Welcome!

Welcome to our new family recipe blog! Many of you may remember my attempts to collect recipes from the family (several years ago now) in order to compile a family recipe book. The project was put on the back burner while I finished my degree. Now that I'm done, I feel the need to share all these great recipes you all sent!

The more I thought about the project, the more I felt that a recipe book might be beyond the financial reach of many of the family. Because so many of these recipes have been handed down from family no longer with us, such as Great-Grandma Howard, Aunt Fern, and others, I feel we should all have access to the recipes. Thus the beginning of this blog!

I am slowly adding the recipes that were previously sent to me. If any of you would like to add recipes, please send me an email and I'll add you to the list of contributors so you have access. Also, most of the recipes do not yet have photos. If you would like to try a recipe and take a photo of the steps or even just the finished product, please feel free to add them. I always enjoy recipes more when they include photos.

If you have any other suggestions for the blog, please let me know. I'm starting it, but I would like it to be for the whole family! Please also feel free to share it with friends, though I think for now we'll keep the contributors limited to the McBride clan. Enjoy, and please let me know what you think!

Monday, May 23, 2011

Overnight Soft Herb Rolls


Submitted by Kandice McDermott

The first time I made these rolls, I didn't start them early enough to just let them rise, so I covered them with a paper towel and put them in the oven at 170° for 15 minutes. They still weren't double, but my soup was almost done, so I turned the oven up and let them bake. They doubled just find during baking, and they were pretty good, so in a pinch you can still have fresh rolls for dinner. If you have time to let them rise, they would probably be a little more fluffy.

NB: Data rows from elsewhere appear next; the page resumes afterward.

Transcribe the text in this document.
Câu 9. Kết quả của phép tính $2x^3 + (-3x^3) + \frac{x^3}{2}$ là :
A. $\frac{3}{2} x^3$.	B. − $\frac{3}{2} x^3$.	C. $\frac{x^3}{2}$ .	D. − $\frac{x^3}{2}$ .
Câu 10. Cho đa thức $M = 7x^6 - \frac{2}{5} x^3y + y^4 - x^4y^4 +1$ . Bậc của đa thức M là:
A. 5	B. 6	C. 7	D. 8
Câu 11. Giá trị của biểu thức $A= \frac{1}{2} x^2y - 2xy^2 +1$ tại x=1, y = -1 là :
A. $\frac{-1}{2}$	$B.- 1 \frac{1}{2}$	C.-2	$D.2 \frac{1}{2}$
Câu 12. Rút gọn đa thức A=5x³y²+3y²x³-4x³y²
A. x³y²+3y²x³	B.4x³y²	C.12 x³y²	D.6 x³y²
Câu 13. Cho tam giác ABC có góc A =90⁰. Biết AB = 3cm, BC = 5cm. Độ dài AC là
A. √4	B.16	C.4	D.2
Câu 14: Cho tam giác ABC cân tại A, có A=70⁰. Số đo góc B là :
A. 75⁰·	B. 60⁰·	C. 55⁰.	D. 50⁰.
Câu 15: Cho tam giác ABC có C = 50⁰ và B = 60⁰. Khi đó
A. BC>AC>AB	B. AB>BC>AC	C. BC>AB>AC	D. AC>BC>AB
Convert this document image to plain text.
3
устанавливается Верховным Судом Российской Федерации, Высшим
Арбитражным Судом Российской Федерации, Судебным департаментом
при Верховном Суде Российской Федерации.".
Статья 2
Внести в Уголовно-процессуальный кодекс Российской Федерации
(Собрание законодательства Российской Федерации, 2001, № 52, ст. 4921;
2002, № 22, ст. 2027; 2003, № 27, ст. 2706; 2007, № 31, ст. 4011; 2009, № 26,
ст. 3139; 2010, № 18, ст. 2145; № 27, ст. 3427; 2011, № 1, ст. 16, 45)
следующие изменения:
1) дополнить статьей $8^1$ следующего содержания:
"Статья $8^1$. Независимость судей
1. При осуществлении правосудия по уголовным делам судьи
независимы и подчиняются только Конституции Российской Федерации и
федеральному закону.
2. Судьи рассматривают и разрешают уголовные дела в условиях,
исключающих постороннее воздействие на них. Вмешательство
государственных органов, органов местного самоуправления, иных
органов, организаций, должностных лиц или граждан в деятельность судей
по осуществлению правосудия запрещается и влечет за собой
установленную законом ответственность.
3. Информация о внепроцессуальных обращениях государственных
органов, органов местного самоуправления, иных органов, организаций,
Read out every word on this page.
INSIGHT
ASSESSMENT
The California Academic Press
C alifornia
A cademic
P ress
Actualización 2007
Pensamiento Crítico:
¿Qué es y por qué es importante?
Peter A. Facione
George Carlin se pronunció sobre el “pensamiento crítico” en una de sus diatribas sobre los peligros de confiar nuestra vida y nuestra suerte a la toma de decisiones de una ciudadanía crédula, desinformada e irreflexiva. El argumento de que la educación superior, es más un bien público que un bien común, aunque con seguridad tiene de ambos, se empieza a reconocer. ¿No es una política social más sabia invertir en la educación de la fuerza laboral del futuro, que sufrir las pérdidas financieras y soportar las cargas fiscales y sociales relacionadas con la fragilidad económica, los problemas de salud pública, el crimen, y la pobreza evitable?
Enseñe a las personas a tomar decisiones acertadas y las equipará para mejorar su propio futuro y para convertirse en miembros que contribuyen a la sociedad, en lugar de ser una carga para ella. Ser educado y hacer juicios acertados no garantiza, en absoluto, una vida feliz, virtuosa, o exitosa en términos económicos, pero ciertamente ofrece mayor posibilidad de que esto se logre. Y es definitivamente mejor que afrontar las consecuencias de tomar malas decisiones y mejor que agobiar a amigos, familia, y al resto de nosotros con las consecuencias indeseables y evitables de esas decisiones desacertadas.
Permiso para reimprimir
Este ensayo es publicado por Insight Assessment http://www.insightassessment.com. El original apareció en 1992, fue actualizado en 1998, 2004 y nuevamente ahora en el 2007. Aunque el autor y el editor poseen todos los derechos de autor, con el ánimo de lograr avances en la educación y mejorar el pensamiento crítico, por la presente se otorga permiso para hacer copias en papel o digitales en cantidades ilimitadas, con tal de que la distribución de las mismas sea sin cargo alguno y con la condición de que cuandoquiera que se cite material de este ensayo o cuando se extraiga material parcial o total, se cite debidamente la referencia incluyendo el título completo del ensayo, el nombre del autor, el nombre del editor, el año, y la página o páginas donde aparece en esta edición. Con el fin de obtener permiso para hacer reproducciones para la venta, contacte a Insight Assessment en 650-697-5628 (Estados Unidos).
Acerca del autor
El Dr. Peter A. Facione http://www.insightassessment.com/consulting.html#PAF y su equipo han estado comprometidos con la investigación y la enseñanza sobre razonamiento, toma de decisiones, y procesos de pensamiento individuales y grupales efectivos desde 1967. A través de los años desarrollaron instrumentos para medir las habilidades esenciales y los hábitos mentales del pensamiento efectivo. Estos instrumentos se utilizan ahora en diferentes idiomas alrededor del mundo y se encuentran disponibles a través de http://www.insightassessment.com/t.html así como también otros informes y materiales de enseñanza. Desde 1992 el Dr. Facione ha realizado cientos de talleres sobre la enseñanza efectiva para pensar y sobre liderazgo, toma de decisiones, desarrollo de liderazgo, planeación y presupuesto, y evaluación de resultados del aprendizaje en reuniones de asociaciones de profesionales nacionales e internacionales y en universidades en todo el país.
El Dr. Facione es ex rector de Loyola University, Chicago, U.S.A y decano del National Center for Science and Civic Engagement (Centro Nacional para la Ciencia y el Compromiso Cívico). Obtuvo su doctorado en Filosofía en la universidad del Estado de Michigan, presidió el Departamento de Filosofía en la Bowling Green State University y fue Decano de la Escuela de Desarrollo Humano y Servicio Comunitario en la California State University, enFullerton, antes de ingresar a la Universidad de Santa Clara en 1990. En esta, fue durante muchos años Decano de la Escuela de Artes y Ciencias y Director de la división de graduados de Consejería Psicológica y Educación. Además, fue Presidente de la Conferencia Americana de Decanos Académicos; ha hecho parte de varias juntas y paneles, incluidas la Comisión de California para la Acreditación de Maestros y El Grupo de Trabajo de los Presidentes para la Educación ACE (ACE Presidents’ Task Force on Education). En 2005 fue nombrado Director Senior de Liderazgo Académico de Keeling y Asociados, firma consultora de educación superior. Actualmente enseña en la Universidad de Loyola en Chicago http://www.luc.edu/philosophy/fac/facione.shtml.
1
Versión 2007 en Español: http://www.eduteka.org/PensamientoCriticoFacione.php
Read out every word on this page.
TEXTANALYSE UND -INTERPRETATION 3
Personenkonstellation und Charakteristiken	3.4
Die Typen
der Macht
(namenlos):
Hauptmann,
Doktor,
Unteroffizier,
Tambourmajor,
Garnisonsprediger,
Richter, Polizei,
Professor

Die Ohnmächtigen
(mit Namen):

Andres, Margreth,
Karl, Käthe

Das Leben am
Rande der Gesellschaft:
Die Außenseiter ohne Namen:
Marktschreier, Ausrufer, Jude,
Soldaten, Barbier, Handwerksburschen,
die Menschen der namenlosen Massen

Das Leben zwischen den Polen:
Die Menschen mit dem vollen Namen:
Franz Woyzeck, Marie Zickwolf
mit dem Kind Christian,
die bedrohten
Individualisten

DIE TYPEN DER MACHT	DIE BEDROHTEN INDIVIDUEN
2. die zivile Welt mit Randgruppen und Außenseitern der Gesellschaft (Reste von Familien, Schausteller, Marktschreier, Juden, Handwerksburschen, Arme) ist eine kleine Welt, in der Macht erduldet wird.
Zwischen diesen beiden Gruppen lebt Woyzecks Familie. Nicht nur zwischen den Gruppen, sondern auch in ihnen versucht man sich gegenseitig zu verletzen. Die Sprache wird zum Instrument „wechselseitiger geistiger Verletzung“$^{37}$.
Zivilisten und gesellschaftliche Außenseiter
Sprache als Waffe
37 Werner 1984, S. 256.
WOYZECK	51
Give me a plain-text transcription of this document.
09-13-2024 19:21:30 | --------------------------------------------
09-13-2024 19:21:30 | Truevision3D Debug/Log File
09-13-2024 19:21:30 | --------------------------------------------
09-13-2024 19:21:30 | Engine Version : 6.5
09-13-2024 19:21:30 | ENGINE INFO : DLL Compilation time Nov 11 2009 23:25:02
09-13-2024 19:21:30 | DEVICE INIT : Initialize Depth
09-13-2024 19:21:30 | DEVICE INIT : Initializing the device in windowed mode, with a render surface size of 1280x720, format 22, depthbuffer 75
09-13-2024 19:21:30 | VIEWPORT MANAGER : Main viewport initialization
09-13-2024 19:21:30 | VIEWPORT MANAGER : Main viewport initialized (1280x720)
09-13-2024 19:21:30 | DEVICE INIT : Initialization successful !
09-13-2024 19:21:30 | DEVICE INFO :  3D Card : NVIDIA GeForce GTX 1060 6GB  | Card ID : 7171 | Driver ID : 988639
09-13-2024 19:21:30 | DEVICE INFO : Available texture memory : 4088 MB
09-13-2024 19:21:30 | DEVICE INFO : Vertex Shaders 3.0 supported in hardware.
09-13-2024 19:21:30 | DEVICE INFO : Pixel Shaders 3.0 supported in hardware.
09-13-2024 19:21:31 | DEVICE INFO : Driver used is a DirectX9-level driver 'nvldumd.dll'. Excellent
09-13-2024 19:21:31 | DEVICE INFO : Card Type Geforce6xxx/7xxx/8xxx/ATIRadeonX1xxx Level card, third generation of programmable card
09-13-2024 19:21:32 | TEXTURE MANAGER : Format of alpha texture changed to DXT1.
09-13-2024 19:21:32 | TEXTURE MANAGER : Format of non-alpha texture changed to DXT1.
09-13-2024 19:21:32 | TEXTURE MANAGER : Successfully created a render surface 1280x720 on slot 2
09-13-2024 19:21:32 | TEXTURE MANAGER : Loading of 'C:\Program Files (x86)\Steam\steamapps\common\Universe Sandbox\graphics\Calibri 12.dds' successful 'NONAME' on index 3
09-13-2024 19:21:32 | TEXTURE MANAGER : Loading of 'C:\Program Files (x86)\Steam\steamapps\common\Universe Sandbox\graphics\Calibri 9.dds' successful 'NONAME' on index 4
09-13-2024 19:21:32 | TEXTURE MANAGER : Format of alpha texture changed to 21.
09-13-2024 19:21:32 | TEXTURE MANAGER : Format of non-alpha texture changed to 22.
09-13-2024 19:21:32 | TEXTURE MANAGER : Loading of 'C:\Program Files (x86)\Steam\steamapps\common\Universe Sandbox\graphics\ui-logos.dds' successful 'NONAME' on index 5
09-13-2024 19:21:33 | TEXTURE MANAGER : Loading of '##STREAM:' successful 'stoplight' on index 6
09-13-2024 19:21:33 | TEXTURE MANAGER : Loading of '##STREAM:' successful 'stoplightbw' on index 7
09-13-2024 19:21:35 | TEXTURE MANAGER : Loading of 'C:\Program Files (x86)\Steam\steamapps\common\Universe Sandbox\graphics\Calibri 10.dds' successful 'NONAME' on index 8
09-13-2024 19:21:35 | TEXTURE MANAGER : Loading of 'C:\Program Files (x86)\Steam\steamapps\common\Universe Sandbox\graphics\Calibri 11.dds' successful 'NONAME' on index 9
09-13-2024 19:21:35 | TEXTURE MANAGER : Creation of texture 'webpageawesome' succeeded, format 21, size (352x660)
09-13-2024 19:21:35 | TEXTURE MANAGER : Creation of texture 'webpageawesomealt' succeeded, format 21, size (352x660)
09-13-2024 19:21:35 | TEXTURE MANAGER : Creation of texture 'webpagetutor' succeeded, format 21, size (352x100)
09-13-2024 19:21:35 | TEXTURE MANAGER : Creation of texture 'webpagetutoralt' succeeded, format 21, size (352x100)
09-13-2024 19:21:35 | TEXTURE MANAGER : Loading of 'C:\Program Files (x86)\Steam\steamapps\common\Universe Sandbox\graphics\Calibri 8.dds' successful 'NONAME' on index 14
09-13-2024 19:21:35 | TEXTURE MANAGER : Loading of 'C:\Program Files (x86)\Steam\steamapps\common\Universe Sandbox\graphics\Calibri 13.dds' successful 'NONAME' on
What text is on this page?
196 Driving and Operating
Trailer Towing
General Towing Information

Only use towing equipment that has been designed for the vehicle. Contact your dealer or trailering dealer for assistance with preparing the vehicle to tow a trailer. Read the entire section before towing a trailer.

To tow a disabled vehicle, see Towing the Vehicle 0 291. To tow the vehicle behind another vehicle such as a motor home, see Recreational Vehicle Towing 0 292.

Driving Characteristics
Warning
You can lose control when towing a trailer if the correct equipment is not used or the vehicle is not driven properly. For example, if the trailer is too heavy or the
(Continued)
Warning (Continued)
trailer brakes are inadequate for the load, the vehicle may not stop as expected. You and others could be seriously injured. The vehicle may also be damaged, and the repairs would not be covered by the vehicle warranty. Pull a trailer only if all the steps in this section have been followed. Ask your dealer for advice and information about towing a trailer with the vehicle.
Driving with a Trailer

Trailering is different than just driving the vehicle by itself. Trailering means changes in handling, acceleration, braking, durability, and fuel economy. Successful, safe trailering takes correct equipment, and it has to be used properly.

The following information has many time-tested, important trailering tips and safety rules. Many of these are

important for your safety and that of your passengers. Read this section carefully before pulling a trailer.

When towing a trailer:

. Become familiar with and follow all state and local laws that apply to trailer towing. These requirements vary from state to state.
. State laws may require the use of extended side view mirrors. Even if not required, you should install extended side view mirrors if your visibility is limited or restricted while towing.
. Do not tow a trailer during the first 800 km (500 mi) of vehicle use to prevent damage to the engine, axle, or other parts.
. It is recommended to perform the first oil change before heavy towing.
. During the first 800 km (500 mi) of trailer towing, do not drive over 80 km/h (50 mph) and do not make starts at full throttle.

1 pkg active dry yeast (about 1 TB)
1/4 cup cool water
3 TB sugar
1 tsp table salt
1 TB each minced flat-leaf parsley, fresh dill, chives, and rosemary
2 TB melted butter
1 large egg plus 1 TB lightly beaten egg, divided
1 cup milk or half-and-half
3½-3 3/4 cups flour
About 1 TB coarse salt

In a large bowl, sprinkle yeast over cool water (about 70°). Let stand until dissolved, 5 minutes. Stir in sugar, table salt, herbs, butter, whole egg, and milk; add 3¼ cups flour and stir to moisten.
Knead dough on a lightly floured board until elastic and not sticky, 15 minutes; add flour as needed to prevent sticking. Shape into 12 equal balls; place in a well-buttered 9" square baking dish.
Let dough rise in a warm place until doubled, 45-60 minutes. Meanwhile, preheat oven to 350°. Brush rolls with beaten egg and sprinkle with coarse salt. Bake until deep golden, 25-30 minutes.
Make ahead: Prepare through step 21; immediately wrap airtight (do not let rise) and chill up to 1 day. Proceed with step 3. Rising may take longer after refrigeration.